The ball starts falling towards the center but it’s moving too fast, he’s going to shoot through the glideslope, he can hear the LSO key the mike, and he knows that “Paddles” is going to scream for “POWER” so before that can even happen he plugs the throttle into blower (just a bit? a bit more? how’s that?) and when the LSO finally does call “POWER!” on the radio what seems like an eternity later the pilot mentally shrugs, thinks to himself, you bet, that’s all I’ve got and there’s nothing at all left over, and he feels strangely calm knowing that he’s done what he can do and there’s no card left to play. The ball sags below the datum lights and he hears the LSO key the mike again…
“Should be good to go for a recovery at…” the JG pauses, running the math again in his head, rechecking the performance charts – got to keep in mind that he’s dirty: gear and flaps down will increase fuel consumption, “No more than 45 minutes or so, to be on the safe side. Put him on deck with three-point-oh.”
“Three point oh? Doesn’t give him much of a margin for error!”
“That’s about the max he could make an attempt with, as hot as it is. Any more than that and he won’t have single-engine wave-off capability. It’ll be tight no matter what.”
“Man,” the Air Boss exclaims, “This just keeps getting better and better.” He turns and picks up a phone again, buzzes the Captain.
Time to turn, he thinks – this is as far as we should go. Time to head back north. “In place right, go.” An automatic check of his fuel state, engine instruments, radar warning receiver. Another turn on CAP, the boredom setting in. His wingman returns him his previous favor, and locks the XO up as his nose comes round, setting off his radar warning gear. “Buddy spike, six,” the XO says automatically. He rocks himself gently in his ejection seat, fore and aft. Trying to stay alert. Trying to stay ready.

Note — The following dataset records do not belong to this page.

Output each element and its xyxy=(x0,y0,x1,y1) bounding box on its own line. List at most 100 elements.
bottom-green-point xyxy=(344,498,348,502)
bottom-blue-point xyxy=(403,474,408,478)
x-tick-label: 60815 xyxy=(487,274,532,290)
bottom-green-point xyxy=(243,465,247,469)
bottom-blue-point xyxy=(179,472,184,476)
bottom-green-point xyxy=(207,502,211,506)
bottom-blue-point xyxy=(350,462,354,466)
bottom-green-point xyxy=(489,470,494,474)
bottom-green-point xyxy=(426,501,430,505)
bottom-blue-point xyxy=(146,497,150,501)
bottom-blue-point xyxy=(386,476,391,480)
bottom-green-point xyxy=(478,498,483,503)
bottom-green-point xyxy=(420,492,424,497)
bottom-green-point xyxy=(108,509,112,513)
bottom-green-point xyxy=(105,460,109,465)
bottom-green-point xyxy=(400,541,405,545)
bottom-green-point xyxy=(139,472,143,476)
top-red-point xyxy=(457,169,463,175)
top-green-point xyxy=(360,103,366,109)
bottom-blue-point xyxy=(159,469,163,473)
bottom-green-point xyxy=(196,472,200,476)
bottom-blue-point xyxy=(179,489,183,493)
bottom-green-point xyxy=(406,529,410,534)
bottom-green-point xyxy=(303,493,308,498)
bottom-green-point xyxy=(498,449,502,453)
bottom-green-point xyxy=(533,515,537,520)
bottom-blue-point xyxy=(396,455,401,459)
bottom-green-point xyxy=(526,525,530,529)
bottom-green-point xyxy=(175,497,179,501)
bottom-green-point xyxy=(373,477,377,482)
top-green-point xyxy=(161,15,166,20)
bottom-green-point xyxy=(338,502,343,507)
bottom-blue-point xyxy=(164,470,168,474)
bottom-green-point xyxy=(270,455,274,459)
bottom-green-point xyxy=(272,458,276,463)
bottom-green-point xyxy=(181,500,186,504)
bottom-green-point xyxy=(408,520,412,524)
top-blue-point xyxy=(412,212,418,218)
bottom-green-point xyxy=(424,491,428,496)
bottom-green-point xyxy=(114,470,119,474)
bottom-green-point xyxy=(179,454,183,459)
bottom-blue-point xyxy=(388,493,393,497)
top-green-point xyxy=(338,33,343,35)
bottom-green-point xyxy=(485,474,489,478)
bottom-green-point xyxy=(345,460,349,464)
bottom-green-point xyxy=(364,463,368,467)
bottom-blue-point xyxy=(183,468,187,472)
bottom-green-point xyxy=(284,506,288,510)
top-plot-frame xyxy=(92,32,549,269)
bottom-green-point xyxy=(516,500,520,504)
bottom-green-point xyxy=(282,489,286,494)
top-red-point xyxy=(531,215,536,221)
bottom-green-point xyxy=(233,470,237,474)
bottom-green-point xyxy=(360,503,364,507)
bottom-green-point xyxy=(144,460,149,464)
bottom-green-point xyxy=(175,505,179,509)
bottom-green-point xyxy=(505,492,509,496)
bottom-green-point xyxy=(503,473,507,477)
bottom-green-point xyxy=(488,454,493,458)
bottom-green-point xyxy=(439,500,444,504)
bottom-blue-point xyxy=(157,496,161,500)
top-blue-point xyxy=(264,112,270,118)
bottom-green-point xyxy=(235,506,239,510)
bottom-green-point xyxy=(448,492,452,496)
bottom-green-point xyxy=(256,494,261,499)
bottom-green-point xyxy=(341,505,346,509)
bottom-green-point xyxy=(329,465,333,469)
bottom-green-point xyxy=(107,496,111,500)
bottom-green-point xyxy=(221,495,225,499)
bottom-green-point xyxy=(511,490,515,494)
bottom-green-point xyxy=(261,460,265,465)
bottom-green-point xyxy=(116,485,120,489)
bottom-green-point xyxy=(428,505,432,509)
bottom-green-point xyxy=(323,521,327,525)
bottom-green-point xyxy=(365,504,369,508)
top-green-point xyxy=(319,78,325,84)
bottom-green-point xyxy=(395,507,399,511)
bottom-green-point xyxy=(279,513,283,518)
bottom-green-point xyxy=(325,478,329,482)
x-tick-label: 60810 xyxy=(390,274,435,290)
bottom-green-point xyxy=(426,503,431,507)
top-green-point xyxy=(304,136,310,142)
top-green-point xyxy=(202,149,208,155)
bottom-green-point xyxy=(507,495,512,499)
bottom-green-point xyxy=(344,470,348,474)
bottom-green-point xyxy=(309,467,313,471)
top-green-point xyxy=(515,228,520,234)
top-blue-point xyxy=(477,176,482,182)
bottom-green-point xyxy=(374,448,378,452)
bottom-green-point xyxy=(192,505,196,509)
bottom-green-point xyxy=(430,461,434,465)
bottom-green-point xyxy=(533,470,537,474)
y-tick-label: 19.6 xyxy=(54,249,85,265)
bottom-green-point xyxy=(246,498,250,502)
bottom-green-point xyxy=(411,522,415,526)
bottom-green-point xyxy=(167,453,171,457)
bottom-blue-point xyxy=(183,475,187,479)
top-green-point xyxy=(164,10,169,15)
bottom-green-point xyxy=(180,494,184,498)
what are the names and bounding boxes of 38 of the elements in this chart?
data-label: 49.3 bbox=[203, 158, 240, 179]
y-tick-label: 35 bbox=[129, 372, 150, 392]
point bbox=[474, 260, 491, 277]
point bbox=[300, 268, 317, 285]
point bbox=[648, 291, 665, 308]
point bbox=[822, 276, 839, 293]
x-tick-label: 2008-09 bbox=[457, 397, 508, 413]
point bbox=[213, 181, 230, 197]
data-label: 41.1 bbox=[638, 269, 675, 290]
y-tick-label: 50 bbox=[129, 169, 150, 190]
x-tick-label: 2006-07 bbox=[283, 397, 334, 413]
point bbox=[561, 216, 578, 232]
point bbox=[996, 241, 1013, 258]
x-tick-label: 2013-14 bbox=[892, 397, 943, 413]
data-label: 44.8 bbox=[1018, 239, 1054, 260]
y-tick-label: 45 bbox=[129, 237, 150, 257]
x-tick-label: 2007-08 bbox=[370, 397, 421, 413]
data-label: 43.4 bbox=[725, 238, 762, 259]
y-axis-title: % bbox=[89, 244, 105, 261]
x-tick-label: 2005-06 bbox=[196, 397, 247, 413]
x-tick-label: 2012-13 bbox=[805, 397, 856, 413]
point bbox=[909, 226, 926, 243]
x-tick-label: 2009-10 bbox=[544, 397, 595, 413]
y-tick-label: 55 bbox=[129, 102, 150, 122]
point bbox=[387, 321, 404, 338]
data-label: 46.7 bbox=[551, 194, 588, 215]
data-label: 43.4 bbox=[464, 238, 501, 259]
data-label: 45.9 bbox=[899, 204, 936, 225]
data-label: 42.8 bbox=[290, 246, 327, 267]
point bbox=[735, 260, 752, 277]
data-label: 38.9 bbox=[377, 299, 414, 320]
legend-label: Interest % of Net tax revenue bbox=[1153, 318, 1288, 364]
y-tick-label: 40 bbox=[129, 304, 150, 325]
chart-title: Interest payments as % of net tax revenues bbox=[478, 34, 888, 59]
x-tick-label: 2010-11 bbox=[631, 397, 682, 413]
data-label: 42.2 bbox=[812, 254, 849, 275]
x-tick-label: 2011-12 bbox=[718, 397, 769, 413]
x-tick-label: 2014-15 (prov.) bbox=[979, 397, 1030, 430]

Little bit of afterburner – WHOA! He fights a sudden, uncommanded lift of the nose, like a boat rising to meet a wave, a nervous, drifting yaw to the right, the screaming “WHEEEEE” of the stall warning tone. He bunts the stick forward, hard – no gentle caress this, but a panic pulse, a video game move. In the sudden switch to almost 0 g, he floats in the seat straps while he reaches out with his left leg to stab with fear-augmented strength on the left rudder. She lifts again, hesitates, settles – the stall tone goes from a constant scream to abbreviated bursts. These slow, they stop. Almost lost her there, dummy! Got to be careful when you’re slow and single engine – asymmetric thrust in burner can put you out of limits. And you’re still high, so there’s less lift. Trade altitude for airspeed. Lower the nose; let’s pick up some knots.
“Two, be advised: I can’t maintain altitude. I’m going down.”